«Pessoas por quem tenho imenso respeito pediram-me que tecesse
algumas considerações sobre a potencial dimensão educativa das
instituições culturais. Durante alguns dias desejei ter a coragem de
que a minha resposta fosse apenas, repetidamente, a palavra AMOR,
ou a palavra ARTE, ou a palavra NÓS. Em todas as perguntas que me
colocaram ecoavam palavras que em conteúdo, semântica e intenção se
aproximam – em denúncia mais do que em disfarce (?) – de uma
ideologia vigente. Palavras (re)correntes como: medidas, formas, dimensões, maneiras,
práticas, formatos e considerações.
Temo que a alegada dimensão educativa das instituições culturais, tomando-a por um
conteúdo de excelência, promova a interpretação da obra de arte como primeira (e
única?) ação possível do (e com o) espectador. Relembro Sontag (mas poderia lembrar
Ranciére, Brook e um sem número de autores atuais) e a sua denúncia da invenção da
interpretação quando ela diz: by reducing the work of art to its content and then
interpreting that, one tames the work of art. Interpretation makes art manageable,
conformable. (…) interpretation is (…) the modern way of understanding something (…).
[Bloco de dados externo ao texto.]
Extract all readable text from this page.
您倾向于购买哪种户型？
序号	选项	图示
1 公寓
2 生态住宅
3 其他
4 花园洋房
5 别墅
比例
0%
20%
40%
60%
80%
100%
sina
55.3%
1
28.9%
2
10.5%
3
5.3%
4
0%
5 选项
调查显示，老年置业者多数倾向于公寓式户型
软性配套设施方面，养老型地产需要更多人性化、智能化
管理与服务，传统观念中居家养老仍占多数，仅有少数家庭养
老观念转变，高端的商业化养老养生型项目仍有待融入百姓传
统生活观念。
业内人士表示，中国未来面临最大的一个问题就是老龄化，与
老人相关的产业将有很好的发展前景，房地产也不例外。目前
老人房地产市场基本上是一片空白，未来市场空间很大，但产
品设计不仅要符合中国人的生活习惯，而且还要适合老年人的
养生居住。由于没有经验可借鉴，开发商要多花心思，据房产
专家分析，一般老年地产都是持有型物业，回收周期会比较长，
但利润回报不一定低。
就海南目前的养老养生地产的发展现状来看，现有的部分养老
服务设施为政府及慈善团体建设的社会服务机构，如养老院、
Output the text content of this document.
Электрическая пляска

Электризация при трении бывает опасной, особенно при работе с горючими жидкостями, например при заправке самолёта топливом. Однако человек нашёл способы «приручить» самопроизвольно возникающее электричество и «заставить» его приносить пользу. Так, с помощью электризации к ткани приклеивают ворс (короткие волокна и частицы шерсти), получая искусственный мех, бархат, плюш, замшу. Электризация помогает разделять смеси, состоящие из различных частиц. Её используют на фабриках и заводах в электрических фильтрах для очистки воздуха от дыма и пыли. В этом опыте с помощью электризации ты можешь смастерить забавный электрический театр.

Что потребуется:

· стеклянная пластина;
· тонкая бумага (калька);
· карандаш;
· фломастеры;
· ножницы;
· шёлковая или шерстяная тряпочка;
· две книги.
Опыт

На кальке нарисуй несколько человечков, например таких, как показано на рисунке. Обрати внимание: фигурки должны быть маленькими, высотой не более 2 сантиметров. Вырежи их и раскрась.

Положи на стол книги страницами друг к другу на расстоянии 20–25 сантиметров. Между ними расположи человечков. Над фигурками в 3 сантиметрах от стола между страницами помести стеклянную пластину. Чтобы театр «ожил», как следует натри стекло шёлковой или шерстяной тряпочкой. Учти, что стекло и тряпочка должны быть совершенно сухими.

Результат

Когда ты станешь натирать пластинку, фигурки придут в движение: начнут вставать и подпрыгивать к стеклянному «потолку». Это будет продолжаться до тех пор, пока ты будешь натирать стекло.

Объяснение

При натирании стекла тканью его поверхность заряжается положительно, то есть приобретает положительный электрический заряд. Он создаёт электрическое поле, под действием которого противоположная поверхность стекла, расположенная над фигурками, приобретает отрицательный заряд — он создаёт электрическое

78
Interpretation, based on the highly dubious theory that a work of art is composed of
items of content, violates art. It makes art into an article for use.
Ao pensar na promoção e na sublimação do ato interpretativo a partir da dimensão
educativa das instituições culturais bem como na ideia de que estas são acreditadas
como veículos transmissores de conhecimento não poderei deixar de lembrar Hannah
Arendt quando critica a palavra «educação» de adultos, como tendo uma
ressonância perversa, acrescentando que há uma pretensão de educação quando, afinal,
o propósito real é a coerção sem uso da força. Para a autora, a educação destina-se a
receber aqueles que chegam de novo, pela natalidade, ao mundo; um mundo que é
colocado “em comum” ao educador e ao educando. Assim, os recém-chegados, uma
vez passado o testemunho do mundo (nos seus moldes antigos), reclamarão o
mundo para si, transformando-o – sucessivamente – em novo.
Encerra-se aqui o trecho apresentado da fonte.